Tuesday, April 15, 2008

Baby Park Is the Worst Mario Kart Level Ever

Mario Kart Double Dash was an alright game. It didn't gel too well with me, however. I mean, I played it, but you know, it was never fucking sweet. Sure, it had some cool ideas (character specific powerups being the best), but I didn't like some of them. The two people on one kart thing? I could really take it or leave it. I would rather just be able to hold two items than have two characters.

But the lack of hopping with the R button. Wow, that really ruined the game for me.
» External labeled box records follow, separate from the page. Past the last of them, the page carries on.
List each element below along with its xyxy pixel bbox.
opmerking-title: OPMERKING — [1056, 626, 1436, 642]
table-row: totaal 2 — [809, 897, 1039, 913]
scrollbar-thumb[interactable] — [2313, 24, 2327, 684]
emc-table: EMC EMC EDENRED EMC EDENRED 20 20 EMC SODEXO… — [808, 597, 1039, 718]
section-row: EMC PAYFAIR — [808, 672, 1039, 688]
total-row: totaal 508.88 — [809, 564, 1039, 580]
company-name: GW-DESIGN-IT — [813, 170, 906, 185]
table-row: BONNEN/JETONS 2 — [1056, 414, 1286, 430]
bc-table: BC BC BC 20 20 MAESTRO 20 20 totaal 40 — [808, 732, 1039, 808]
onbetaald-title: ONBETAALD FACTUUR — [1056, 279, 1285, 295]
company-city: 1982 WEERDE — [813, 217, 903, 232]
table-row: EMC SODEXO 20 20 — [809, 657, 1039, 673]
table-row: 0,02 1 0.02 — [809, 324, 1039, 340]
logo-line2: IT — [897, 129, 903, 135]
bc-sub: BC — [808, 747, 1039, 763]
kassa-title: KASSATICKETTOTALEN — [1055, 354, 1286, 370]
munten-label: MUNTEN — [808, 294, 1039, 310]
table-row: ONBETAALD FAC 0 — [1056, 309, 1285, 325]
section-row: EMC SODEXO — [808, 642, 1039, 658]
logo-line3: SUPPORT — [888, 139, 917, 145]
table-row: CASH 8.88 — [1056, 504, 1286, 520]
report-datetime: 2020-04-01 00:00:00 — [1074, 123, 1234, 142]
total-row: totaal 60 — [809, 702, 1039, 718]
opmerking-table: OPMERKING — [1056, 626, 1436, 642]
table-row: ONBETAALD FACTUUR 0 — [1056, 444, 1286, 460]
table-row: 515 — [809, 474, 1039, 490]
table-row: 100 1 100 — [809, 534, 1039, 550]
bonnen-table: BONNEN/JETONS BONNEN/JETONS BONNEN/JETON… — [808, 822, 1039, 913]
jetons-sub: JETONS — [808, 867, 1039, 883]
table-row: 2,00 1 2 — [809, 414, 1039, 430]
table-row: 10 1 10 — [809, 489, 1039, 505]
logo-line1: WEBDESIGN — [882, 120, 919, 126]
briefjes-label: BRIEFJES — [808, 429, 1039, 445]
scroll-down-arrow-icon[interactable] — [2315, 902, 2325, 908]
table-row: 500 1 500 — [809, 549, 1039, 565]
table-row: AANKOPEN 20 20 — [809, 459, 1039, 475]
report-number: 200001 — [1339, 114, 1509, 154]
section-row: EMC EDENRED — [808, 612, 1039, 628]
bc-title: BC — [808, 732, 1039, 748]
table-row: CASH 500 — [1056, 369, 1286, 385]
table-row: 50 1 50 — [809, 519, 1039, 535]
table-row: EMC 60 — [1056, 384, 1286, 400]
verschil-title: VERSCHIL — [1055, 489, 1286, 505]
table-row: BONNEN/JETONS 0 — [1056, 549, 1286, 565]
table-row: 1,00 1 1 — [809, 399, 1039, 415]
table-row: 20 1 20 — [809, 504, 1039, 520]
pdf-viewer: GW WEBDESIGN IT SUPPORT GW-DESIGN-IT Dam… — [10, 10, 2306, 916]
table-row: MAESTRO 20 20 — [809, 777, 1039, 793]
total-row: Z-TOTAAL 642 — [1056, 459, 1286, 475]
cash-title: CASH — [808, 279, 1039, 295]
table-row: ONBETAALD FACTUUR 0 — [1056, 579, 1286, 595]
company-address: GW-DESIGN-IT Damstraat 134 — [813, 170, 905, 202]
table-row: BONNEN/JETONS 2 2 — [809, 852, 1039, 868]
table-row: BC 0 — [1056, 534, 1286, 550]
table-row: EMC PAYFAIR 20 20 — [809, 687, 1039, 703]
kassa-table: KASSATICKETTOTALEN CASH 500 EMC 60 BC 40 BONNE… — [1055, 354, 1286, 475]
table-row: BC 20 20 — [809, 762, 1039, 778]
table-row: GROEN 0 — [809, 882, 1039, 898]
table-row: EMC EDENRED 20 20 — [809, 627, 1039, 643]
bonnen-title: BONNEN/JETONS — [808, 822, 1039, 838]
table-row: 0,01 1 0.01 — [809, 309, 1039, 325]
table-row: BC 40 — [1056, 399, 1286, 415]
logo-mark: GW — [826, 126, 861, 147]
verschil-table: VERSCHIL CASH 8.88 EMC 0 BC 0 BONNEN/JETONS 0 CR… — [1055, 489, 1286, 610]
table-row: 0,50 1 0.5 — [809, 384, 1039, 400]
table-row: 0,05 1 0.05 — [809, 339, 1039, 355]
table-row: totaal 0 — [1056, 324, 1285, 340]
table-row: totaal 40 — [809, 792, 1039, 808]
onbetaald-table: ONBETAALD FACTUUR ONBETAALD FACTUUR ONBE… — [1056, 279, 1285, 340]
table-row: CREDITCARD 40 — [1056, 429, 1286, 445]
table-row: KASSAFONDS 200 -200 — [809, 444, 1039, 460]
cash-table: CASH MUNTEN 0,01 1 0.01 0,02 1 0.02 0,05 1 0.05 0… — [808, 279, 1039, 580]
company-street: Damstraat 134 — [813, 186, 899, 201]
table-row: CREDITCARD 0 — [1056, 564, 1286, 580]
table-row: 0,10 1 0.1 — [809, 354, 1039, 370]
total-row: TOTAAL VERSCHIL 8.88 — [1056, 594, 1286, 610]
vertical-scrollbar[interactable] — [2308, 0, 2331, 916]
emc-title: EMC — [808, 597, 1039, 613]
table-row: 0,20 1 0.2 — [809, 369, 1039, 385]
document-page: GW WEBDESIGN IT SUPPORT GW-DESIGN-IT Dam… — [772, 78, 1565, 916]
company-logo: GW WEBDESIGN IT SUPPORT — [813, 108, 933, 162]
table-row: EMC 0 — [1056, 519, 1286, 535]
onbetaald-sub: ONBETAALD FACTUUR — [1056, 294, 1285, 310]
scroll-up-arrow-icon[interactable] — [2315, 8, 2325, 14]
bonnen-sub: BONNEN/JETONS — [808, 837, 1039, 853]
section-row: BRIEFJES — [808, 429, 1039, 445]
I could never master the powerslide; I'm sure I could've had I gave it enough time and effort, but I never really cared about it because I didn't like the controls too much. Which is sad, because I love the controller (Let it be said: the Nintendo Gamecube controller is the most comfortable video game controller ever made, and I mean ever), but without hopping the game seemed wonky to me.

And then there's Baby Park. Which is really the shittiest Mario Kart track ever. First of all, its a short track, consisting of just two turns. There is a lot of item boxes, and so it seems the whole point of the level is for it to be a big battle.

Fuck that.

I don't care what anyone says; they are wrong. Baby Park sucks. If you have ever bitched about Blue Shells taking "skilled" play away from Mario Kart and adding to its "random" winners, then you cannot, CANNOT like Baby Park because the whole level is one giant fucking blue shell. Bullet Bills, Blue Shells, Red Shells, and all of them all combine to form the most annoying level known to Mario Kart. Are you really good at racing? Powersliding? Anything like that? Well, you might as well forget leading the pack on Baby Park, then, because the winner is always completely random. It really is whoever gets the star on the last lap, or the Blue Shell two laps before the end.

And the worst thing about Mario Kart DS is the fact they included this bullshit level.

Anyway, to sum up: Mario Kart Double Dash is an okay game, but the lack of R hopping and fucking Baby Park are two abortions of ideas that I hope Nintendo never revisits again.